Lyle Denniston wrote for SCOTUSblog, Argument recap: One hearing, two dramas.

"The Supreme Court, in a one-hour, twenty-eight-minute session Tuesday, staged something like a two-act play on a revolving stage: first the liberals had their chance and Justice Anthony M. Kennedy gave them some help, and then the scene shifted entirely, and the conservatives had their chance — and, again, Kennedy provided them with some support.

So went the argument in the combined cases of Sebelius v. Hobby Lobby Stores and Conestoga Wood Specialties v. Sebelius.  The ‘contraceptive mandate’ in the new federal health care law, challenged under federal law and the Constitution, fared well in the first scene, and badly in the second.

But the ultimate outcome, it seemed, will depend upon how Justice Kennedy makes up his mind.  There was very little doubt where the other eight Justices would wind up:  split four to four."

The conservatives are now arguing that corporations have religious rights. Denniston seemed to have missed this reference, Kagan Throws Scalia's Own Religious Liberty Arguments Back In His Face.

During oral arguments Tuesday about the validity of Obamacare's birth control mandate, Justice Elena Kagan cleverly echoed Justice Antonin Scalia's past warning that religious-based exceptions to neutral laws could lead to "anarchy."

"Your understanding of this law, your interpretation of it, would essentially subject the entire U.S. Code to the highest test in constitutional law, to a compelling interest standard," she told Paul Clement, the lawyer arguing against the mandate for Hobby Lobby and Conestoga Wood. "So another employer comes in and that employer says, I have a religious objection to sex discrimination laws; and then another employer comes in, I have a religious objection to minimum wage laws; and then another, family leave; and then another, child labor laws. And all of that is subject to the exact same test which you say is this unbelievably high test, the compelling interest standard with the least restrictive alternative."
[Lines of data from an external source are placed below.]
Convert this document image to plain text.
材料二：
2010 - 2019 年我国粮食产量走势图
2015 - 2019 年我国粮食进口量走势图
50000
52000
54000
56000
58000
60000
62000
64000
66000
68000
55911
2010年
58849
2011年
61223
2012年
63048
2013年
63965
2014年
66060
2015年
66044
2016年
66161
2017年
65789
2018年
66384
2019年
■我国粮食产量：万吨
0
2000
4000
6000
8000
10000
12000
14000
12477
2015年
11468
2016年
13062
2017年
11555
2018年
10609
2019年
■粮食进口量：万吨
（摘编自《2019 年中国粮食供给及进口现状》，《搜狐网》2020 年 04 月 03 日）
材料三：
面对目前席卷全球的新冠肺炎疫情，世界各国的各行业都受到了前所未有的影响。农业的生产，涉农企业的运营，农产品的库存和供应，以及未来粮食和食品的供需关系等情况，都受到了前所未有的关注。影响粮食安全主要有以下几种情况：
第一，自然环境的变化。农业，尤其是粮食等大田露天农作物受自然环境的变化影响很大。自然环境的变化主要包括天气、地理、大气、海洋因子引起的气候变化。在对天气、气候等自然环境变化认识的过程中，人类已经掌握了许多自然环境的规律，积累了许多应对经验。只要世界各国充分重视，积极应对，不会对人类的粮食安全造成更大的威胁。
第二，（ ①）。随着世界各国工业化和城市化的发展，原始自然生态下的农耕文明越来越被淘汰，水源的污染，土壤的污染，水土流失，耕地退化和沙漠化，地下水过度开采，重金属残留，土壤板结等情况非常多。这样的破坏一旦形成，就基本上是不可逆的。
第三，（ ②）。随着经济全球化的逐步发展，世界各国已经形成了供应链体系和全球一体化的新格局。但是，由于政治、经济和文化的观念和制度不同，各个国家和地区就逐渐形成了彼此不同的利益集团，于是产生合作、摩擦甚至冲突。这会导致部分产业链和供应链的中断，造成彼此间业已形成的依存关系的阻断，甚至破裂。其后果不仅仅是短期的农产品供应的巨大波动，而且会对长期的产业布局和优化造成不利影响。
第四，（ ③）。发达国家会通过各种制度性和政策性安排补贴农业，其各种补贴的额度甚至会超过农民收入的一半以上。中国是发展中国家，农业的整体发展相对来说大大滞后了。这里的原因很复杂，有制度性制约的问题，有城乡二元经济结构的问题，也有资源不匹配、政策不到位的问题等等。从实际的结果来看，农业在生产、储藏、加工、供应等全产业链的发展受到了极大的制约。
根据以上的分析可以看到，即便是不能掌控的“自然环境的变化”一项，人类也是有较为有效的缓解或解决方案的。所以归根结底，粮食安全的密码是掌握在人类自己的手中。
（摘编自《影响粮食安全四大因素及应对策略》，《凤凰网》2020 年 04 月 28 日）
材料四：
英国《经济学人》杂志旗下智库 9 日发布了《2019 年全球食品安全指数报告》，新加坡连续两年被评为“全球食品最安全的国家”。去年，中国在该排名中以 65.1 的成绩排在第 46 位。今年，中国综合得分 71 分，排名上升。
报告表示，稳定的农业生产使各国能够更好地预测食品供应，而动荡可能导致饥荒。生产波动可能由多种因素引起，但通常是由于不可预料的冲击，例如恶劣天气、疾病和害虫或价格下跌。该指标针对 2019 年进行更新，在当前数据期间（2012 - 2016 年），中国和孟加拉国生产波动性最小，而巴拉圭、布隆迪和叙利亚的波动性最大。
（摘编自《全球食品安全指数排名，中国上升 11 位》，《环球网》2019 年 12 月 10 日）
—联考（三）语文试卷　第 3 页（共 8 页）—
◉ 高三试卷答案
Kagan's remarks might sound familiar to the legally-trained ear. In a 1990 majority opinion in Employment Division v. Smith, Scalia alluded to the same examples of what might happen if religious entities are permitted to claim exemptions from generally applicable laws. He warned that "[a]ny society adopting such a system would be courting anarchy."

TPM's headline is of course too strong as they mention, "But Congress responded to Scalia's opinion by passing the Religious Freedom Restoration Act in 1993, which sets strict scrutiny standards for any law that substantially burdens a person's exercise of religion. That's the law that endangers the contraceptive mandate -- and it's the basis under which Scalia appeared to lean against the government's position during Tuesday's oral arguments."